Scott Wilson and Joshua Partlow write in the Washington Post that Barack Obama is in a tight spot:
President Obama is caught between two important constituencies as he recalibrates his policy in Afghanistan — the generals who want more troops, and the base of his own party, whose tolerance for a worsening conflict is quickly evaporating.
….”Afghanistan is going to be a huge political challenge. There’s no doubt about that,” said a senior administration official, who spoke on the condition of anonymity because the military assessment is pending. “The key for us is to have a strategy and have the competency to execute that strategy. It’s going to be hard to convey this. And it’s never going to be popular.”
Well, that sure doesn’t sound like he feels caught. It sounds, as usual, as if Obama is going to ignore his base and do whatever the Washington establishment wants him to do. The fact that he’s aware that his base doesn’t like this is an entirely different thing from feeling that he has a genuinely tough decision to make.

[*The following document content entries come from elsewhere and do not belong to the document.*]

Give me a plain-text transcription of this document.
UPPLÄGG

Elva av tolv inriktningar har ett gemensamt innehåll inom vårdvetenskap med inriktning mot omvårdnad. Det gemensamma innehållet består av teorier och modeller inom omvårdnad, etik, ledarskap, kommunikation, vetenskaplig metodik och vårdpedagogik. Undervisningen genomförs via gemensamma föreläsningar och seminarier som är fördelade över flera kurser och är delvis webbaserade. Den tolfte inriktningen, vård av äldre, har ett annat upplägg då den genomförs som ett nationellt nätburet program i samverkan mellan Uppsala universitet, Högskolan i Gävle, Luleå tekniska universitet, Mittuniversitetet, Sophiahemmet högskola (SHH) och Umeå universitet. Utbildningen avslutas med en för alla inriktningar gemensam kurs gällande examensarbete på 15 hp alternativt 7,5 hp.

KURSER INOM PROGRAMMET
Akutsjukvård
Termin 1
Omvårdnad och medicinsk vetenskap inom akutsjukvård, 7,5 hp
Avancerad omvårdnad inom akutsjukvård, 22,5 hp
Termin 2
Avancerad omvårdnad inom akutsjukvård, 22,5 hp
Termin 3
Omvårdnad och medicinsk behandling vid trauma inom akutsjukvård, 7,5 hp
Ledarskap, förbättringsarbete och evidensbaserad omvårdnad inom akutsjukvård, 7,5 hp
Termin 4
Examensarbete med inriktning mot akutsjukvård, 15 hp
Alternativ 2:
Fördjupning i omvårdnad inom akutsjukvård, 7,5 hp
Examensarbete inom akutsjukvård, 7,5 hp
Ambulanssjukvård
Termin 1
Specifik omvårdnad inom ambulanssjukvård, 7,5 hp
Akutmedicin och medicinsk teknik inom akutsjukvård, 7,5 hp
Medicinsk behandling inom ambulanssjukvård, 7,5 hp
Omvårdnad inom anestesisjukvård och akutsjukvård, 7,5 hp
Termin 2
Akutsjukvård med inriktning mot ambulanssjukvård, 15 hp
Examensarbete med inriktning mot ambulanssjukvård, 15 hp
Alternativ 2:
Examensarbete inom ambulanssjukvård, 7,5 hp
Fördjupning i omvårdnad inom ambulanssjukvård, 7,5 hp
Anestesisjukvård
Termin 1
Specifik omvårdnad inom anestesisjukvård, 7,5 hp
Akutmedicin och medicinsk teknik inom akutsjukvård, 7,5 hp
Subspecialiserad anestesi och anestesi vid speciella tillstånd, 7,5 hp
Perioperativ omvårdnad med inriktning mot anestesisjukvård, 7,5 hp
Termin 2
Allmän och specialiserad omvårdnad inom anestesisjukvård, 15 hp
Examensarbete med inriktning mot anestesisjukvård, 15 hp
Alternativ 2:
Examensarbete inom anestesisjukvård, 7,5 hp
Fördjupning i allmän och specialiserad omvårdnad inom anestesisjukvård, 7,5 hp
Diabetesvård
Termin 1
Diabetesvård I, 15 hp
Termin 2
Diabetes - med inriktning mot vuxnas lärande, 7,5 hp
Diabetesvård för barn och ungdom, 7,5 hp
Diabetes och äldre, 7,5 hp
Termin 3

But then again, why not? As the Bernanke reappointment shows, even the people who have been criticizing the DC establishment relentlessly for showing too much deference to the people who originally got the financial crisis wrong fell all over themselves to declare the Bernanke choice brilliant once it was made. So maybe Obama figures the Afghanistan criticism is just a bunch of hot air too. And maybe he’s right.